According the congressman, the city continued to deteriorate under Lim and Estrada’s administration, with the former plunging the city into debt and the latter “monetizing” government services that are supposed to be free of charge.
“The former mayor, who served for nearly 12 years, let Manila fade into darkness and filth while also taking out so many loans for the city,” he said, referring to Lim.
“Under this current administration led by an actor, people here have become poorer. The city government has sold so many government properties and has made money out of everything. I fear that I might wake up one day learning that the entire city has been sold, including City Hall itself,” Bagatsing added, assailing Estrada’s actions.
Bagatsing cited the fees being collected from indigent patients at local government-run hospitals and the fees being charged for the use of public basketball courts, playgrounds and parks.

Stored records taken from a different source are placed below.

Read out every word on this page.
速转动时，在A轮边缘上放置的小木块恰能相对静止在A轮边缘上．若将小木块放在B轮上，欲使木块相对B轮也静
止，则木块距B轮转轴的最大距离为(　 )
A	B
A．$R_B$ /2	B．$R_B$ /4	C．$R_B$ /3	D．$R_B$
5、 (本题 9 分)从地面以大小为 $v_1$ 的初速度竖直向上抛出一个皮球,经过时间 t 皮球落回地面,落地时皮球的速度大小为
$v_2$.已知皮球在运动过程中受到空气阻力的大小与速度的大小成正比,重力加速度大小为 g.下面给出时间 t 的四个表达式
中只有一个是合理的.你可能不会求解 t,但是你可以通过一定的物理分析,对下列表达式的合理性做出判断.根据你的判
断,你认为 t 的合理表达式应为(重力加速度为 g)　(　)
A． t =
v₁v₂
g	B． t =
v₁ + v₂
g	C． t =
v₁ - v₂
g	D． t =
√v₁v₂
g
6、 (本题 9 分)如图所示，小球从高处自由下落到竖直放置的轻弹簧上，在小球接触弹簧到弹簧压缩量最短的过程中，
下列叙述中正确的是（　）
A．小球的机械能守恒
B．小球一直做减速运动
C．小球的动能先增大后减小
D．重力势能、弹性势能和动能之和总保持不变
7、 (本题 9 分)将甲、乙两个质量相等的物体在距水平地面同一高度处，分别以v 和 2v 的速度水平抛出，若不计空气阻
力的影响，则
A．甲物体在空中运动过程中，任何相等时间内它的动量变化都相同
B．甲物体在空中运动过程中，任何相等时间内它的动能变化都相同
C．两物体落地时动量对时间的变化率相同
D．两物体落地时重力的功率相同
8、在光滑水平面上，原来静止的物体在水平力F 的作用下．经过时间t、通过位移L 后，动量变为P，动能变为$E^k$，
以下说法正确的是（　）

He also found fault in the local traffic management office’s towing and clamping operations against illegally parked vehicles, saying they had become “indiscriminate and abusive.”
He also assailed the increase in real property and business taxes under Estrada’s watch, as well as his administration’s joint venture agreements and private-public sector partnerships (PPPs).
He cited as an example the Quiapo underpass which “has been sold so it could be turned into a mall” yet was closed during the Black Nazarene feast for security reasons, thus inconveniencing the public.
Bagatsing also criticized the “privatization” of the city’s public markets, which he said would displace smalltime vendors by the thousands.
“There was no due process for this project. The stall holders weren’t told about the plan and now they fear being evicted any day. Something’s fishy about this and other deals. If the city government claims to have P10 billion in the bank, why does it still go into joint ventures?” Bagatsing said.
Through public information chief Diego Cagahastian, the Estrada camp disputed Bagatsing’s view that the local public markets were being privatized.
“There is no privatization of Quinta or any market. These are joint ventures with investors and the administration of the markets is retained by the city. Investors put in money to rehabilitate or modernize the markets,” Cagahastian said.
The lawmaker let out his tirades against Estrada a week after the latter’s administration topped the 2015 Cities and Municipalities Competitiveness Index, which evaluates local governments based on data reflecting their economic dynamism, infrastructure and public services, among others.
Now on his third and final term in the House of the Representatives, the congressman is the son of the longest-serving Manila mayor, the late Ramon Bagatsing, who held the post from 1972 to 1986.
In media interviews in April, Estrada said he would be seeking reelection next year. Lim, meanwhile, is also rumored to be planning a return to City Hall.